ImageSingulières à Sète: 4e édition pour un festival désormais installé

Par @Culturebox
Mis à jour le 06/12/2016 à 06H30, publié le 17/05/2012 à 10H09
Alger, février 2003, Grande banlieue d'Alger, Quartier de Baïnem, Jour intranquilles, chroniques algériennes d'un retour

Alger, février 2003, Grande banlieue d'Alger, Quartier de Baïnem, Jour intranquilles, chroniques algériennes d'un retour

© Bruno Boudjelal / Agence VU

Sète lance sa quatrième édition d’ImageSingulières, le petit festival de photo qui monte.

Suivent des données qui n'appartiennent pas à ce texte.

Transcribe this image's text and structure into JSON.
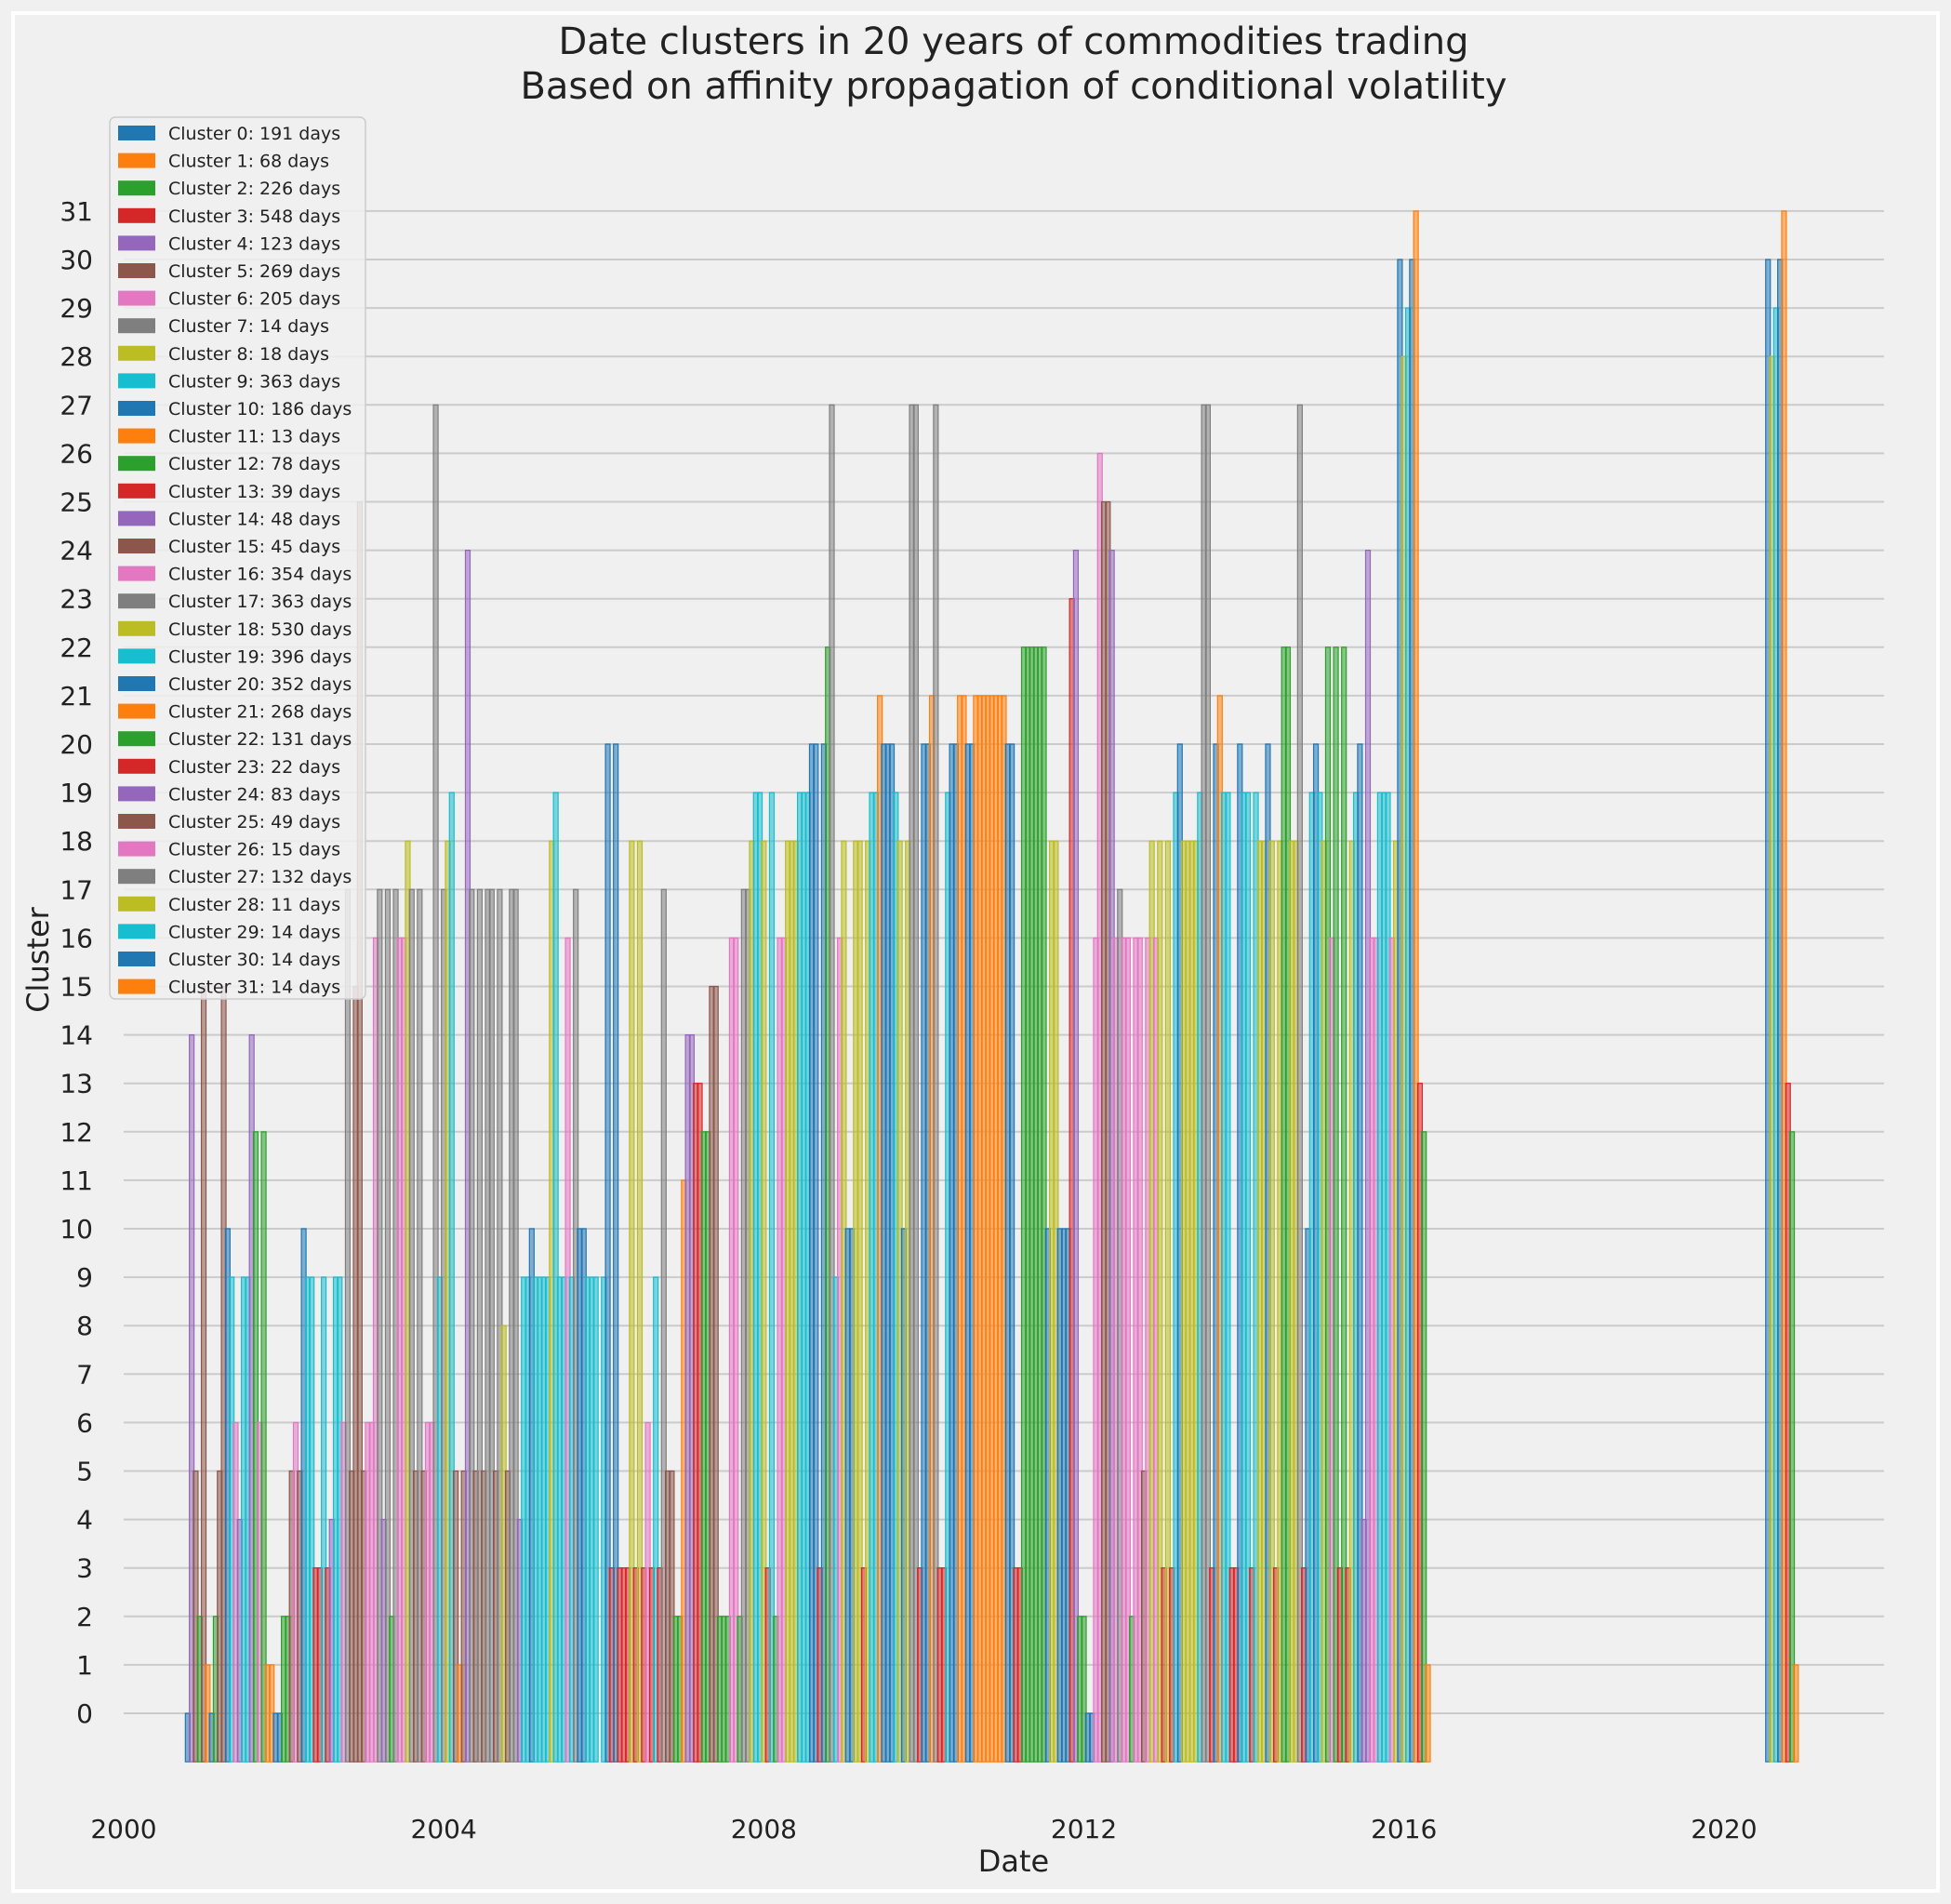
{
  "chart_data": {
    "type": "bar",
    "title": "Date clusters in 20 years of commodities trading",
    "subtitle": "Based on affinity propagation of conditional volatility",
    "xlabel": "Date",
    "ylabel": "Cluster",
    "xlim": [
      2000.0,
      2022.0
    ],
    "ylim": [
      -1,
      32
    ],
    "x_ticks": [
      "2000",
      "2004",
      "2008",
      "2012",
      "2016",
      "2020"
    ],
    "x_tick_values": [
      2000,
      2004,
      2008,
      2012,
      2016,
      2020
    ],
    "y_ticks": [
      "0",
      "1",
      "2",
      "3",
      "4",
      "5",
      "6",
      "7",
      "8",
      "9",
      "10",
      "11",
      "12",
      "13",
      "14",
      "15",
      "16",
      "17",
      "18",
      "19",
      "20",
      "21",
      "22",
      "23",
      "24",
      "25",
      "26",
      "27",
      "28",
      "29",
      "30",
      "31"
    ],
    "grid": true,
    "legend_position": "top-left",
    "colors": [
      "#1f77b4",
      "#ff7f0e",
      "#2ca02c",
      "#d62728",
      "#9467bd",
      "#8c564b",
      "#e377c2",
      "#7f7f7f",
      "#bcbd22",
      "#17becf"
    ],
    "legend": [
      "Cluster 0: 191 days",
      "Cluster 1: 68 days",
      "Cluster 2: 226 days",
      "Cluster 3: 548 days",
      "Cluster 4: 123 days",
      "Cluster 5: 269 days",
      "Cluster 6: 205 days",
      "Cluster 7: 14 days",
      "Cluster 8: 18 days",
      "Cluster 9: 363 days",
      "Cluster 10: 186 days",
      "Cluster 11: 13 days",
      "Cluster 12: 78 days",
      "Cluster 13: 39 days",
      "Cluster 14: 48 days",
      "Cluster 15: 45 days",
      "Cluster 16: 354 days",
      "Cluster 17: 363 days",
      "Cluster 18: 530 days",
      "Cluster 19: 396 days",
      "Cluster 20: 352 days",
      "Cluster 21: 268 days",
      "Cluster 22: 131 days",
      "Cluster 23: 22 days",
      "Cluster 24: 83 days",
      "Cluster 25: 49 days",
      "Cluster 26: 15 days",
      "Cluster 27: 132 days",
      "Cluster 28: 11 days",
      "Cluster 29: 14 days",
      "Cluster 30: 14 days",
      "Cluster 31: 14 days"
    ],
    "bars": [
      [
        2000.8,
        0
      ],
      [
        2000.85,
        14
      ],
      [
        2000.9,
        5
      ],
      [
        2000.95,
        2
      ],
      [
        2001.0,
        15
      ],
      [
        2001.05,
        1
      ],
      [
        2001.1,
        0
      ],
      [
        2001.15,
        2
      ],
      [
        2001.2,
        5
      ],
      [
        2001.25,
        15
      ],
      [
        2001.3,
        10
      ],
      [
        2001.35,
        9
      ],
      [
        2001.4,
        6
      ],
      [
        2001.45,
        4
      ],
      [
        2001.5,
        9
      ],
      [
        2001.55,
        9
      ],
      [
        2001.6,
        14
      ],
      [
        2001.65,
        12
      ],
      [
        2001.7,
        6
      ],
      [
        2001.75,
        12
      ],
      [
        2001.8,
        1
      ],
      [
        2001.85,
        1
      ],
      [
        2001.9,
        0
      ],
      [
        2001.95,
        0
      ],
      [
        2002.0,
        2
      ],
      [
        2002.05,
        2
      ],
      [
        2002.1,
        5
      ],
      [
        2002.15,
        6
      ],
      [
        2002.2,
        5
      ],
      [
        2002.25,
        10
      ],
      [
        2002.3,
        9
      ],
      [
        2002.35,
        9
      ],
      [
        2002.4,
        3
      ],
      [
        2002.45,
        3
      ],
      [
        2002.5,
        9
      ],
      [
        2002.55,
        3
      ],
      [
        2002.6,
        4
      ],
      [
        2002.65,
        9
      ],
      [
        2002.7,
        9
      ],
      [
        2002.75,
        6
      ],
      [
        2002.8,
        17
      ],
      [
        2002.85,
        5
      ],
      [
        2002.9,
        15
      ],
      [
        2002.95,
        25
      ],
      [
        2003.0,
        5
      ],
      [
        2003.05,
        6
      ],
      [
        2003.1,
        6
      ],
      [
        2003.15,
        16
      ],
      [
        2003.2,
        17
      ],
      [
        2003.25,
        4
      ],
      [
        2003.3,
        17
      ],
      [
        2003.35,
        2
      ],
      [
        2003.4,
        17
      ],
      [
        2003.45,
        16
      ],
      [
        2003.5,
        16
      ],
      [
        2003.55,
        18
      ],
      [
        2003.6,
        17
      ],
      [
        2003.65,
        5
      ],
      [
        2003.7,
        17
      ],
      [
        2003.75,
        5
      ],
      [
        2003.8,
        6
      ],
      [
        2003.85,
        6
      ],
      [
        2003.9,
        27
      ],
      [
        2003.95,
        9
      ],
      [
        2004.0,
        17
      ],
      [
        2004.05,
        18
      ],
      [
        2004.1,
        19
      ],
      [
        2004.15,
        5
      ],
      [
        2004.2,
        1
      ],
      [
        2004.25,
        5
      ],
      [
        2004.3,
        24
      ],
      [
        2004.35,
        17
      ],
      [
        2004.4,
        5
      ],
      [
        2004.45,
        17
      ],
      [
        2004.5,
        5
      ],
      [
        2004.55,
        17
      ],
      [
        2004.6,
        17
      ],
      [
        2004.65,
        5
      ],
      [
        2004.7,
        17
      ],
      [
        2004.75,
        8
      ],
      [
        2004.8,
        5
      ],
      [
        2004.85,
        17
      ],
      [
        2004.9,
        17
      ],
      [
        2004.95,
        4
      ],
      [
        2005.0,
        9
      ],
      [
        2005.05,
        9
      ],
      [
        2005.1,
        10
      ],
      [
        2005.15,
        9
      ],
      [
        2005.2,
        9
      ],
      [
        2005.25,
        9
      ],
      [
        2005.3,
        9
      ],
      [
        2005.35,
        18
      ],
      [
        2005.4,
        19
      ],
      [
        2005.45,
        9
      ],
      [
        2005.5,
        9
      ],
      [
        2005.55,
        16
      ],
      [
        2005.6,
        9
      ],
      [
        2005.65,
        17
      ],
      [
        2005.7,
        10
      ],
      [
        2005.75,
        10
      ],
      [
        2005.8,
        9
      ],
      [
        2005.85,
        9
      ],
      [
        2005.9,
        9
      ],
      [
        2006.0,
        9
      ],
      [
        2006.05,
        20
      ],
      [
        2006.1,
        3
      ],
      [
        2006.15,
        20
      ],
      [
        2006.2,
        3
      ],
      [
        2006.25,
        3
      ],
      [
        2006.3,
        3
      ],
      [
        2006.35,
        18
      ],
      [
        2006.4,
        3
      ],
      [
        2006.45,
        18
      ],
      [
        2006.5,
        3
      ],
      [
        2006.55,
        6
      ],
      [
        2006.6,
        3
      ],
      [
        2006.65,
        9
      ],
      [
        2006.7,
        3
      ],
      [
        2006.75,
        17
      ],
      [
        2006.8,
        5
      ],
      [
        2006.85,
        5
      ],
      [
        2006.9,
        2
      ],
      [
        2006.95,
        2
      ],
      [
        2007.0,
        11
      ],
      [
        2007.05,
        14
      ],
      [
        2007.1,
        14
      ],
      [
        2007.15,
        13
      ],
      [
        2007.2,
        13
      ],
      [
        2007.25,
        12
      ],
      [
        2007.3,
        12
      ],
      [
        2007.35,
        15
      ],
      [
        2007.4,
        15
      ],
      [
        2007.45,
        2
      ],
      [
        2007.5,
        2
      ],
      [
        2007.55,
        2
      ],
      [
        2007.6,
        16
      ],
      [
        2007.65,
        16
      ],
      [
        2007.7,
        2
      ],
      [
        2007.75,
        17
      ],
      [
        2007.8,
        17
      ],
      [
        2007.85,
        18
      ],
      [
        2007.9,
        19
      ],
      [
        2007.95,
        19
      ],
      [
        2008.0,
        18
      ],
      [
        2008.05,
        3
      ],
      [
        2008.1,
        19
      ],
      [
        2008.15,
        2
      ],
      [
        2008.2,
        16
      ],
      [
        2008.25,
        16
      ],
      [
        2008.3,
        18
      ],
      [
        2008.35,
        18
      ],
      [
        2008.4,
        18
      ],
      [
        2008.45,
        19
      ],
      [
        2008.5,
        19
      ],
      [
        2008.55,
        19
      ],
      [
        2008.6,
        20
      ],
      [
        2008.65,
        20
      ],
      [
        2008.7,
        3
      ],
      [
        2008.75,
        20
      ],
      [
        2008.8,
        22
      ],
      [
        2008.85,
        27
      ],
      [
        2008.9,
        9
      ],
      [
        2008.95,
        16
      ],
      [
        2009.0,
        18
      ],
      [
        2009.05,
        10
      ],
      [
        2009.1,
        10
      ],
      [
        2009.15,
        18
      ],
      [
        2009.2,
        18
      ],
      [
        2009.25,
        3
      ],
      [
        2009.3,
        18
      ],
      [
        2009.35,
        19
      ],
      [
        2009.4,
        19
      ],
      [
        2009.45,
        21
      ],
      [
        2009.5,
        20
      ],
      [
        2009.55,
        20
      ],
      [
        2009.6,
        20
      ],
      [
        2009.65,
        19
      ],
      [
        2009.7,
        18
      ],
      [
        2009.75,
        10
      ],
      [
        2009.8,
        18
      ],
      [
        2009.85,
        27
      ],
      [
        2009.9,
        27
      ],
      [
        2009.95,
        3
      ],
      [
        2010.0,
        20
      ],
      [
        2010.05,
        20
      ],
      [
        2010.1,
        21
      ],
      [
        2010.15,
        27
      ],
      [
        2010.2,
        3
      ],
      [
        2010.25,
        3
      ],
      [
        2010.3,
        19
      ],
      [
        2010.35,
        20
      ],
      [
        2010.4,
        20
      ],
      [
        2010.45,
        21
      ],
      [
        2010.5,
        21
      ],
      [
        2010.55,
        20
      ],
      [
        2010.6,
        20
      ],
      [
        2010.65,
        21
      ],
      [
        2010.7,
        21
      ],
      [
        2010.75,
        21
      ],
      [
        2010.8,
        21
      ],
      [
        2010.85,
        21
      ],
      [
        2010.9,
        21
      ],
      [
        2010.95,
        21
      ],
      [
        2011.0,
        21
      ],
      [
        2011.05,
        20
      ],
      [
        2011.1,
        20
      ],
      [
        2011.15,
        3
      ],
      [
        2011.2,
        3
      ],
      [
        2011.25,
        22
      ],
      [
        2011.3,
        22
      ],
      [
        2011.35,
        22
      ],
      [
        2011.4,
        22
      ],
      [
        2011.45,
        22
      ],
      [
        2011.5,
        22
      ],
      [
        2011.55,
        10
      ],
      [
        2011.6,
        18
      ],
      [
        2011.65,
        18
      ],
      [
        2011.7,
        10
      ],
      [
        2011.75,
        10
      ],
      [
        2011.8,
        10
      ],
      [
        2011.85,
        23
      ],
      [
        2011.9,
        24
      ],
      [
        2011.95,
        2
      ],
      [
        2012.0,
        2
      ],
      [
        2012.05,
        0
      ],
      [
        2012.1,
        0
      ],
      [
        2012.15,
        16
      ],
      [
        2012.2,
        26
      ],
      [
        2012.25,
        25
      ],
      [
        2012.3,
        25
      ],
      [
        2012.35,
        24
      ],
      [
        2012.4,
        16
      ],
      [
        2012.45,
        17
      ],
      [
        2012.5,
        16
      ],
      [
        2012.55,
        16
      ],
      [
        2012.6,
        2
      ],
      [
        2012.65,
        16
      ],
      [
        2012.7,
        16
      ],
      [
        2012.75,
        5
      ],
      [
        2012.8,
        16
      ],
      [
        2012.85,
        18
      ],
      [
        2012.9,
        16
      ],
      [
        2012.95,
        18
      ],
      [
        2013.0,
        3
      ],
      [
        2013.05,
        18
      ],
      [
        2013.1,
        3
      ],
      [
        2013.15,
        19
      ],
      [
        2013.2,
        20
      ],
      [
        2013.25,
        18
      ],
      [
        2013.3,
        18
      ],
      [
        2013.35,
        18
      ],
      [
        2013.4,
        18
      ],
      [
        2013.45,
        19
      ],
      [
        2013.5,
        27
      ],
      [
        2013.55,
        27
      ],
      [
        2013.6,
        3
      ],
      [
        2013.65,
        20
      ],
      [
        2013.7,
        21
      ],
      [
        2013.75,
        19
      ],
      [
        2013.8,
        19
      ],
      [
        2013.85,
        3
      ],
      [
        2013.9,
        3
      ],
      [
        2013.95,
        20
      ],
      [
        2014.0,
        19
      ],
      [
        2014.05,
        19
      ],
      [
        2014.1,
        3
      ],
      [
        2014.15,
        19
      ],
      [
        2014.2,
        18
      ],
      [
        2014.25,
        18
      ],
      [
        2014.3,
        20
      ],
      [
        2014.35,
        18
      ],
      [
        2014.4,
        3
      ],
      [
        2014.45,
        18
      ],
      [
        2014.5,
        22
      ],
      [
        2014.55,
        22
      ],
      [
        2014.6,
        18
      ],
      [
        2014.65,
        18
      ],
      [
        2014.7,
        27
      ],
      [
        2014.75,
        3
      ],
      [
        2014.8,
        10
      ],
      [
        2014.85,
        19
      ],
      [
        2014.9,
        20
      ],
      [
        2014.95,
        19
      ],
      [
        2015.0,
        18
      ],
      [
        2015.05,
        22
      ],
      [
        2015.1,
        16
      ],
      [
        2015.15,
        22
      ],
      [
        2015.2,
        3
      ],
      [
        2015.25,
        22
      ],
      [
        2015.3,
        3
      ],
      [
        2015.35,
        18
      ],
      [
        2015.4,
        19
      ],
      [
        2015.45,
        20
      ],
      [
        2015.5,
        4
      ],
      [
        2015.55,
        24
      ],
      [
        2015.6,
        16
      ],
      [
        2015.65,
        16
      ],
      [
        2015.7,
        19
      ],
      [
        2015.75,
        19
      ],
      [
        2015.8,
        19
      ],
      [
        2015.85,
        16
      ],
      [
        2015.9,
        18
      ],
      [
        2015.95,
        30
      ],
      [
        2016.0,
        28
      ],
      [
        2016.05,
        29
      ],
      [
        2016.1,
        30
      ],
      [
        2016.15,
        31
      ],
      [
        2016.2,
        13
      ],
      [
        2016.25,
        12
      ],
      [
        2016.3,
        1
      ],
      [
        2020.55,
        30
      ],
      [
        2020.6,
        28
      ],
      [
        2020.65,
        29
      ],
      [
        2020.7,
        30
      ],
      [
        2020.75,
        31
      ],
      [
        2020.8,
        13
      ],
      [
        2020.85,
        12
      ],
      [
        2020.9,
        1
      ]
    ]
  }
}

Au programme, les femmes, l’Algérie, l’Amérique latine, le Liverpool de Tom Wood et Gilles Caron (du jeudi 17 mai au dimanche 3 juin)

Invité en résidence à Sète en août et en décembre 2011, le Canadien de New York Christopher Anderson livre sa vision de la ville française, où l’intime se mêle au monde qui l’entoure.

L’Algérie sera l’invitée d’honneur avec les pérégrinations de Bruno Boudjelal ou les portraits de femmes d’Omar D.

Urban Quilombo, Salvador de Bahia, Brésil, mars 2011

Urban Quilombo, Salvador de Bahia, Brésil, mars 2011

© Sebastiàn Liste / Reportage by Getty Images

Autre thème, l’Amérique du Sud, avec notamment les travaux de deux photographes espagnols. Pendant plusieurs années, Sebastiàn Liste a suivi une soixantaine de familles pauvres qui occupaient une ancienne chocolaterie de Salvador de Bahia. Jusqu’à leur expulsion, coupe du monde de foot et JO obligent (« Urban Quilombo »). Rafael Trobat, lui, s’est attaché pendant 18 ans à donner le portrait du Nicaragua, entre la révolution sandiniste au néolibéralisme.

ImageSingulières parle de la Belgique, des femmes, des murs qui parlent
On verra encore à Sète la Belgique de Stephan Vanfleteren, qui raconte la banalité et l’exotisme de son pays (« Belgicum »). Le « Scrapbook » de Gilles Caron, le travail de Jan Banning sur les « comfort women », femmes indonésiennes qui furent les esclaves sexuelles de l’armée japonaise pendant la Seconde Guerre mondiale. Ou les portraits réalisés par Ansel Adams dans un camp d’internement pour Américains d’origine japonaise en 1943.

Men and Women, Série Looking for Love

Men and Women, Série Looking for Love

© Tom Wood

Autre invité de marque, l'Irlandais Tom Wood qui a "photographié la vie" à Liverpool.

Une exposition-installation collective montre comment les murs, qui divisent, sont aussi porteurs d’une parole qui se libère, de Berlin à la Palestine ou au Mexique. Des images en grand format disséminées dans Sète, de la gare à la Maison de l’image documentaire (« Quand les murs parlent »). Un lieu dédié à la photo qui est désormais ouvert à l’année.

Le festival investit la ville avec ses expositions et des soirées de projections, dont la première sera dédiée aux femmes et à l’histoire de leurs luttes, une soirée musicale, des signatures de livres…

ImageSingulières avait accueilli 45.000 visiteurs en 2011.